Security First Life Insurance Co. is the latest underwriter to begin rolling out term and long-term-care policies to banks.

Aegon USA Inc. also is working quietly with financial institutions to sell such policies.

Los Angeles-based Security First, which sells its wares through a marketing unit known as Security First Group, wants to do more than just hawk products, said Michael McCoy, senior vice president overseeing the unit's bank division.

"Our goal is to create a system that can be duplicated from one bank to another," he said.

For example, Security First wants to help banks market term insurance to bank customers. The company is offering to mail promotional letters and brochures to a bank's customers, then follow up with a telephone call by its own agents.

Security First has also signed up with Quickquote, an Incline Village, Utah, company that lets do-it-yourself customers get premium quotes by telephone or the Internet.

And the company also is offering training to bank investment representatives to sell term insurance and long-term-care policies underwritten by competitor First Penn-Pacific Life Insurance Co., a subsidiary of Lincoln National Corp.

Insurance to cover long-term care, such as costly nursing home stays, has become popular among financial planners and banks.

Finally, Security First plans to supply agents to community bank clients nationwide. Mr. McCoy would not name the banks but said he expects to have installed six agents to work for 12 community banks by mid-1997.

Security First is not alone in its effort to devise a system for banks to sell a variety of insurance products. Aegon USA, a leading seller of fixed annuities through banks, is busy coordinating its 10 operating subsidiaries to market and customize insurance products for banks.

A year ago the Baltimore company formed Aegon Financial Institutions Group, a 10-member board representing all the company's units, which meets regularly to devise products for bank clients.

"We found a financial institution might work with three to four different divisions of Aegon and not even know it," said William Busler, president of its financial markets division.

Aegon, known in the bank marketplace as a fixed annuity shop, is also trying to get banks to sell variable universal life, 401(k) products, and mutual funds.

The company got life insurance sales off the ground this year.

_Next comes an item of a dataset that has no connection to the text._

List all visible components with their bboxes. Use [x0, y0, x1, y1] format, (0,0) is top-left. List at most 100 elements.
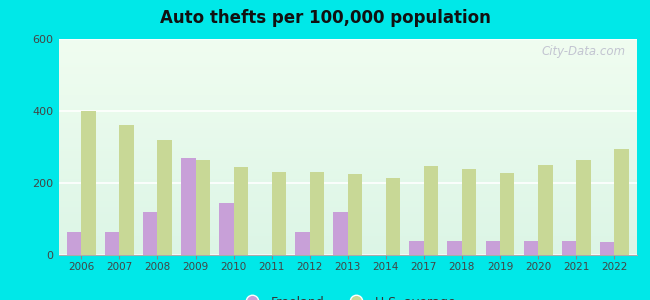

"The life insurance area is where we have done the least but have the most opportunity," said Brian Scott, chief operating officer of AUSA Financial Markets Inc., an Aegon unit.

Mr. Scott said he believes bank-platform programs will easily reach the underserved middle market that agents have eschewed for wealthy clients. He declined to give more details about insurance products the company offers or bank programs on Aegon's client list.

"We're kind of shy," he said, "and we're not 100% sure we know the answer" to selling insurance through banks.